Quem aplaude os métodos dos caminhoneiros não gosta de democracia

Pílulas anticrise ou como evitar que um caminhão atropele o raciocínio

Caminhoneiros fazem buzinaço em frente ao Planalto
Caminhoneiros fazem buzinaço em frente ao Palácio do Planalto por aprovação de reivindicações antes do pronunciamento do presidente - Pedro Ladeira-27.mai.18/Folhapress

Enfrento abaixo, de modo sucinto, alguns temas que surgiram com a eclosão da grande sabotagem nacional praticada por caminhoneiros e empresários do transporte.

A matriz de transportes dependente de caminhões não favoreceu a crise.

Em qualquer lugar do mundo, o caminhão é o elo mais frequente entre o varejista, que abastece os consumidores, e o seu fornecedor.
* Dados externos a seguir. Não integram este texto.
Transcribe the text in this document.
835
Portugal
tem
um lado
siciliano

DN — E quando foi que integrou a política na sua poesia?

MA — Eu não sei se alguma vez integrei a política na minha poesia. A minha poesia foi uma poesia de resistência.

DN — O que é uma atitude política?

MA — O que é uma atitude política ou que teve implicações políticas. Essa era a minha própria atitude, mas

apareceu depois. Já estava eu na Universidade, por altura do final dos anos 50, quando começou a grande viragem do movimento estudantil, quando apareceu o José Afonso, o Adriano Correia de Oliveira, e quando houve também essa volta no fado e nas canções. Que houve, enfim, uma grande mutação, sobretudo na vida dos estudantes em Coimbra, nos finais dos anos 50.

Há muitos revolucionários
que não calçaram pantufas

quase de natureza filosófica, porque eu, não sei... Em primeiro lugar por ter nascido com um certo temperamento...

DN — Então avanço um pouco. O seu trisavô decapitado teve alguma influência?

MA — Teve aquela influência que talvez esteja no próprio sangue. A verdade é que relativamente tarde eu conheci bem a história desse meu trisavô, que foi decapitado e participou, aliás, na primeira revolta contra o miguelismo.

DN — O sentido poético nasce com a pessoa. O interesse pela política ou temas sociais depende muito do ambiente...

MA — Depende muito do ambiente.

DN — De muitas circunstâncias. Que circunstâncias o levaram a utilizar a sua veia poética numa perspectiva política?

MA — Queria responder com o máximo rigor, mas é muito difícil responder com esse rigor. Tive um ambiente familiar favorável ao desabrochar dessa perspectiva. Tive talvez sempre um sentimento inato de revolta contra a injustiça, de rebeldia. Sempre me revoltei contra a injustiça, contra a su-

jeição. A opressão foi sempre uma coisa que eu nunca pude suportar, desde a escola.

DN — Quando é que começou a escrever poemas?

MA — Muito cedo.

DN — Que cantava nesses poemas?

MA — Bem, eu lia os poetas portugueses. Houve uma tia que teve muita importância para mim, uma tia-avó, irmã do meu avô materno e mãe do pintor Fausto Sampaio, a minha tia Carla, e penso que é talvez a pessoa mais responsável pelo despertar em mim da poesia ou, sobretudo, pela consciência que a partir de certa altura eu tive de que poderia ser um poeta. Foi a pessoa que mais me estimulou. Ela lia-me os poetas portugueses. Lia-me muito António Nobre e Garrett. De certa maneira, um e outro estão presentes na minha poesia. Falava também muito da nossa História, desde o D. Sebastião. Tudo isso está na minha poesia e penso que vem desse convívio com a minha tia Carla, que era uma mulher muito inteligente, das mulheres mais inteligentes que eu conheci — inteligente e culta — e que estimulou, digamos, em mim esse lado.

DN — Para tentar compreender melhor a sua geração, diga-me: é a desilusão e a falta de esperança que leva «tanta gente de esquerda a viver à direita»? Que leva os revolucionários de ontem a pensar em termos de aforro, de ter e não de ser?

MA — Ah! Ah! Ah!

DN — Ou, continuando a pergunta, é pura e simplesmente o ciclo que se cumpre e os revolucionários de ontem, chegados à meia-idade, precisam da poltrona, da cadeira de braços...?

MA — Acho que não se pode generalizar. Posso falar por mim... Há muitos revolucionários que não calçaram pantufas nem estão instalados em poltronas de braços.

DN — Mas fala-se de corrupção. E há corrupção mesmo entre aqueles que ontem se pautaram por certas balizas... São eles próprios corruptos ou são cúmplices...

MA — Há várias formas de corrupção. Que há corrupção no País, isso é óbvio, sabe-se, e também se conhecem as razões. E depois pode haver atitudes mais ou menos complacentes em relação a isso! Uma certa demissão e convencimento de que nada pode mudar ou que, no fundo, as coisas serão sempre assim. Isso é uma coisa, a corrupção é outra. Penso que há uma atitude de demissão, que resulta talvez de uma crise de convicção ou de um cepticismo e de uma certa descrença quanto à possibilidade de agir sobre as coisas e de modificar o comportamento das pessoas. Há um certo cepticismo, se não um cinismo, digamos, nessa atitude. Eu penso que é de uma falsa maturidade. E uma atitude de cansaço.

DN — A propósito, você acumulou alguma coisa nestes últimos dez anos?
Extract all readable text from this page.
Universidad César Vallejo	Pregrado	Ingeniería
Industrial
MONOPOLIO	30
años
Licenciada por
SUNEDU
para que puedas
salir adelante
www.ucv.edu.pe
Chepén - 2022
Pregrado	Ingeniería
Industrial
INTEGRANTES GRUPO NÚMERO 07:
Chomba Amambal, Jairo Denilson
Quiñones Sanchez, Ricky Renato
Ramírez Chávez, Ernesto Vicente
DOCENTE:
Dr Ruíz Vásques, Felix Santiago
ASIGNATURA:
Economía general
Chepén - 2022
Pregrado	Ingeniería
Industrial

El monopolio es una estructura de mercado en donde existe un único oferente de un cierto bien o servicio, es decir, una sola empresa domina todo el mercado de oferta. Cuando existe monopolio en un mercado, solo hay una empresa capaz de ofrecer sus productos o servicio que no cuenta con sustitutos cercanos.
A gasolina não chega aos postos de trem nem de navio. A batata, o tomate e a carne não viajam de “alimentoduto” até os supermercados. Precisam em geral de veículos de carga que trafegam pelas estradas e pelas ruas. Na França, paraíso ferroviário, greves de caminhoneiros sufocam o abastecimento de combustível e produzem as mesmas imagens de filas nos postos que vimos aqui.

Também não é uma locomotiva que vai buscar o leite nas fazendas ou entregar os insumos para a criação dos frangos nas granjas. São basicamente caminhões em qualquer parte do planeta.

A matriz de transportes brasileira é excessivamente dependente de caminhões nos grandes troncos de escoamento e nas grandes distâncias. Isso cobra um preço em termos de eficiência econômica, mas não torna o consumidor brasileiro mais vulnerável a paralisações.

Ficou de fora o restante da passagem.